Determining the volume of solids is an essential task in calculus, especially when dealing with solids of revolution. When a 2D region like \( \mathcal{R} \), defined by the curves \( y=1-x^3 \) and \( y=1-x \), is rotated around an axis, a three-dimensional shape is formed.

The volume of such solids can be calculated using various methods including the method of cylindrical shells. This method is particularly useful when the solid is formed by rotating about a vertical axis, like the \( y \)-axis in our example.

It involves slicing the solid into thin cylindrical strips (or shells), calculating the volume of each strip, and integrating across the interval that covers the entire region. Understanding how to apply the cylindrical shells technique allows students to tackle complex volume problems with ease.

Definite integrals describe the accumulation of quantities and are a fundamental concept in integral calculus. They allow us to find the volume under a curve and are integral (no pun intended) to computing the total volume of solids.

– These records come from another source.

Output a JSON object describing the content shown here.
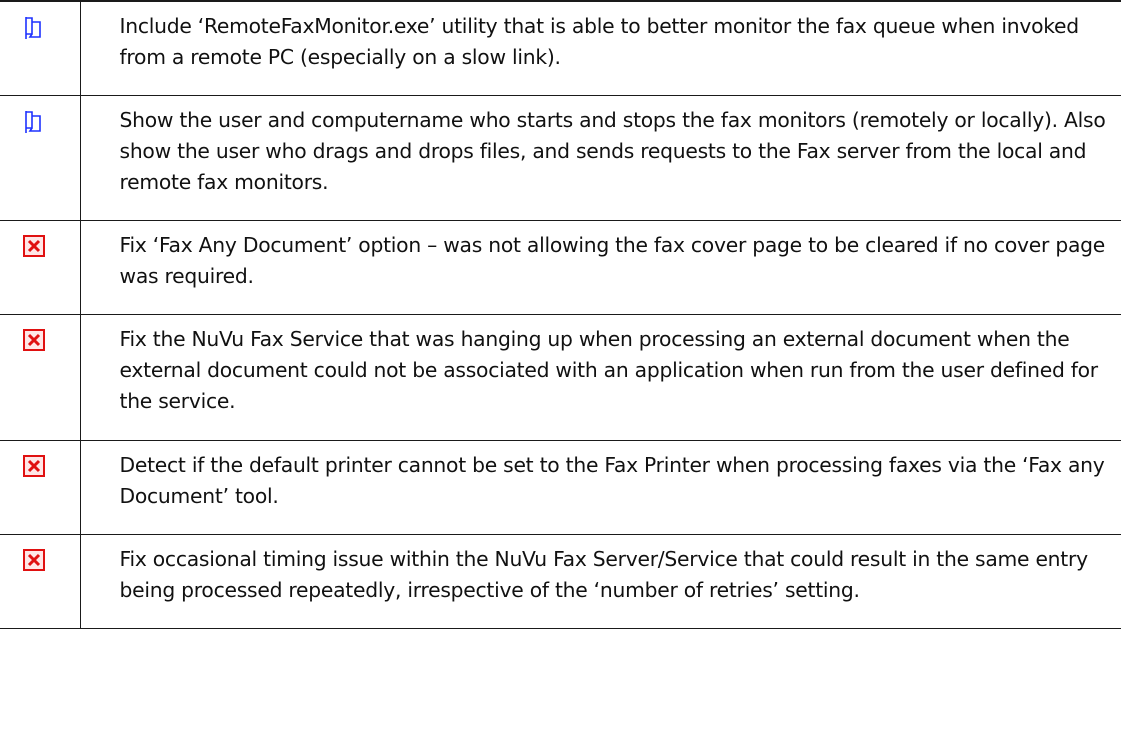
{
  "colors": {
    "feature_icon": "#1e32ff",
    "fix_icon_border": "#e01010",
    "fix_icon_fill": "#ffe6e6",
    "border": "#1a1a1a",
    "text": "#111111"
  },
  "rows": [
    {
      "type": "feature",
      "icon": "flag-icon",
      "text": "Include ‘RemoteFaxMonitor.exe’ utility that is able to better monitor the fax queue when invoked from a remote PC (especially on a slow link)."
    },
    {
      "type": "feature",
      "icon": "flag-icon",
      "text": "Show the user and computername who starts and stops the fax monitors (remotely or locally). Also show the user who drags and drops files, and sends requests to the Fax server from the local and remote fax monitors."
    },
    {
      "type": "fix",
      "icon": "red-x-icon",
      "text": "Fix ‘Fax Any Document’ option – was not allowing the fax cover page to be cleared if no cover page was required."
    },
    {
      "type": "fix",
      "icon": "red-x-icon",
      "text": "Fix the NuVu Fax Service that was hanging up when processing an external document when the external document could not be associated with an application when run from the user defined for the service."
    },
    {
      "type": "fix",
      "icon": "red-x-icon",
      "text": "Detect if the default printer cannot be set to the Fax Printer when processing faxes via the ‘Fax any Document’ tool."
    },
    {
      "type": "fix",
      "icon": "red-x-icon",
      "text": "Fix occasional timing issue within the NuVu Fax Server/Service that could result in the same entry being processed repeatedly, irrespective of the ‘number of retries’ setting."
    }
  ]
}
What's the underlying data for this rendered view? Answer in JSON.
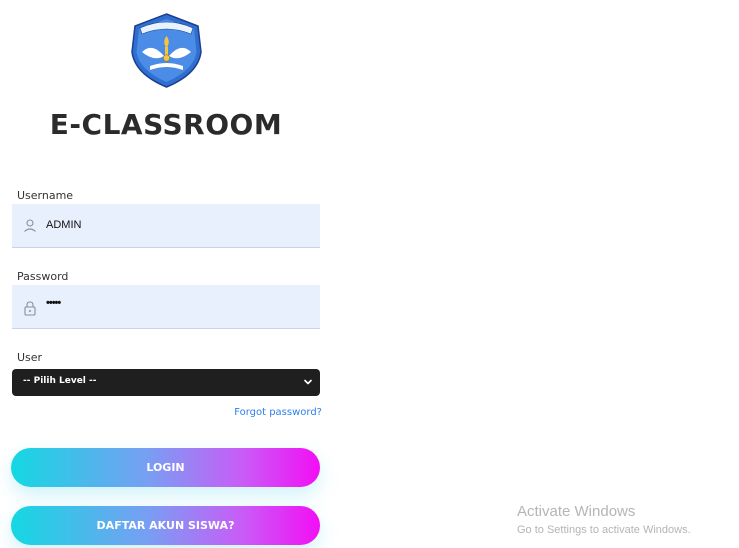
{
  "app": {
    "title": "E-CLASSROOM",
    "logo_icon": "tut-wuri-handayani-emblem",
    "accent_color": "#2f80ed",
    "gradient_start": "#14d8e2",
    "gradient_end": "#f20ef5"
  },
  "form": {
    "username": {
      "label": "Username",
      "value": "ADMIN",
      "icon": "user-icon"
    },
    "password": {
      "label": "Password",
      "masked_value": "•••••",
      "icon": "lock-icon"
    },
    "user_level": {
      "label": "User",
      "selected": "-- Pilih Level --",
      "icon": "chevron-down-icon"
    },
    "forgot_link": "Forgot password?",
    "login_button": "LOGIN",
    "register_button": "DAFTAR AKUN SISWA?"
  },
  "os_overlay": {
    "title": "Activate Windows",
    "subtitle": "Go to Settings to activate Windows."
  }
}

When applying the cylindrical shells method, the definite integral is used to add up an infinite number of infinitesimally small volumes—shell by shell. For our problem, the integral setup is \[ V = \int_{0}^{1} 2\pi x (x^3-x) \, dx \] where \( 2\pi x \) is the circumference of a cylindrical shell, and \( (x^3-x) \) is its height.

A successfully evaluated definite integral will yield the total volume of the rotated solid. It highlights the importance of accurately setting up the boundaries and integrand (the expression being integrated) to reflect the physical dimensions and characteristics of the solid.

Finding intersection points is crucial when defining regions in calculus, as they often determine the limits for integration. In the context of our exercise, intersection points between the curves \( y=1-x^3 \) and \( y=1-x \) help delineate the region \( \mathcal{R} \) to be rotated.

Solving \( 1-x^3=1-x \) simplifies to \( -x^3 + x = 0 \), which can be factored to \( x(x^2-1)=0 \). From this, we find the intersection points \( x=0 \) and \( x=1 \). These points form the bounds of integration for computing the volume.

Accurately determining intersection points ensures that integration is performed over the correct interval, representing the actual space enclosed by the curves.

Integral calculus is the branch of mathematics focusing on the concepts and techniques for calculating integrals and their applications. It has vast applications, including finding areas, volumes, central points, and many other relevant quantities.

In our exercise, we leveraged the principles of integral calculus to solve a volume problem through integration. Understanding integral calculus involves familiarizing oneself with setting up integrals, choosing the appropriate method (in this case, cylindrical shells), and interpreting the results obtained from computing these integrals.

As such, integral calculus not only provides the tools necessary for theoretical problem solving but also for practical applications like engineering and physics, where calculating areas and volumes is routine.